Day 30 The Lock-Down. Bringing Hope to Confined Circumstance

Day 30 The Lock-Down. Bringing Hope to Confined Circumstance

“How good is that?”

If you could count all the sins committed on any given day on earth, and represent each one by tossing a tennis ball into those big freight train carriages, how many miles long do you think that train would be by days end? Some would insist, “‘Not that long. Only despots and moral deviants sin. Everything else is either poor judgement or accidental.” People typically react to sin in very simple terms: They Protect themselves. Denial is usually the first reaction. This may mask a sin, but it does not remove its existence. Blame is usually hard on the heels of denial. This may shift some of the initial embarrassment, but like all unpaid debts, ignoring it will only intensify the wrath to come.

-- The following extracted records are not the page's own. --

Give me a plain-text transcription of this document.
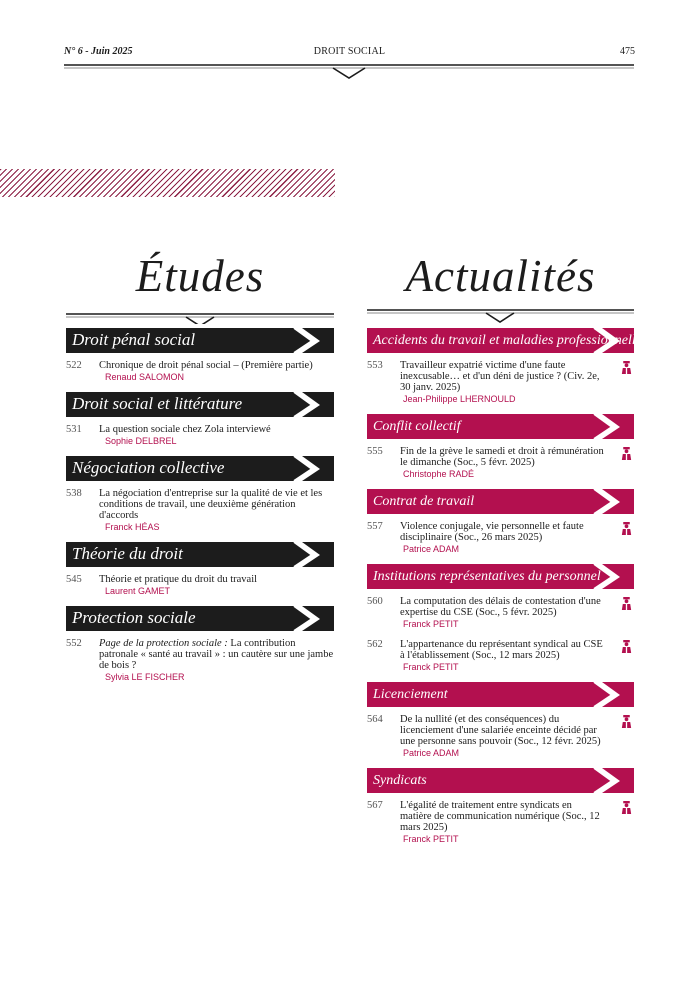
N° 6 - Juin 2025	DROIT SOCIAL	475
Études
Droit pénal social
522 Chronique de droit pénal social – (Première partie)
Renaud SALOMON
Droit social et littérature
531 La question sociale chez Zola interviewé
Sophie DELBREL
Négociation collective
538 La négociation d'entreprise sur la qualité de vie et les conditions de travail, une deuxième génération d'accords
Franck HÉAS
Théorie du droit
545 Théorie et pratique du droit du travail
Laurent GAMET
Protection sociale
552 Page de la protection sociale : La contribution patronale « santé au travail » : un cautère sur une jambe de bois ?
Sylvia LE FISCHER
Actualités
Accidents du travail et maladies professionnelles
553 Travailleur expatrié victime d'une faute inexcusable… et d'un déni de justice ? (Civ. 2e, 30 janv. 2025)
Jean-Philippe LHERNOULD
Conflit collectif
555 Fin de la grève le samedi et droit à rémunération le dimanche (Soc., 5 févr. 2025)
Christophe RADÉ
Contrat de travail
557 Violence conjugale, vie personnelle et faute disciplinaire (Soc., 26 mars 2025)
Patrice ADAM
Institutions représentatives du personnel
560 La computation des délais de contestation d'une expertise du CSE (Soc., 5 févr. 2025)
Franck PETIT
562 L'appartenance du représentant syndical au CSE à l'établissement (Soc., 12 mars 2025)
Franck PETIT
Licenciement
564 De la nullité (et des conséquences) du licenciement d'une salariée enceinte décidé par une personne sans pouvoir (Soc., 12 févr. 2025)
Patrice ADAM
Syndicats
567 L'égalité de traitement entre syndicats en matière de communication numérique (Soc., 12 mars 2025)
Franck PETIT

One must ask why a generation so dismissive of the existence of sin spends so much time and effort protecting itself against it? Denial and blame are but two internal layers of defence. We lock our doors, we police our streets, and we protect our boarders against others who do us harm. “But that is ‘evil,’ not ‘sin,’” they argue. Which is a good point. When does evil become sin? However, that question assumes that evil is defined in human terms. And the more evil the act, the further along it is on the scale of bad behaviour; its scale being defined by cultural norms. This, of course, is evil ‘without God.’ Which begs the question, ‘How do we set moral norms—by what standard—if there is no moral absolute?’

The Bible does not hold back. God is holy and sin is described and laid out technicolour from one page to the next. Sin is said to alienate us from God. None of us, old enough to know better, are excused. We can deny it, we can blame others, we can mitigate its effects, but in the eyes of God we are all sinners—and proficient in the act thereof! Jesus didn’t die for righteous people, there are none. “But God demonstrates His own love toward us, in that while we were yet sinners, Christ died for us” (Rom.5:8). Confession, repentance and baptism will reconcile us to God. “If we confess our sins, He is faithful and righteous to forgive us our sins and to cleanse us from all unrighteousness” (1Jn.1:9). Jesus is our only hope: “To Him who loves us and released us from our sins by His blood” (Rev.1:5b). He took the punishment for our sins upon himself on the cross. How good is that? No amount of carriages can exhaust his forgiveness.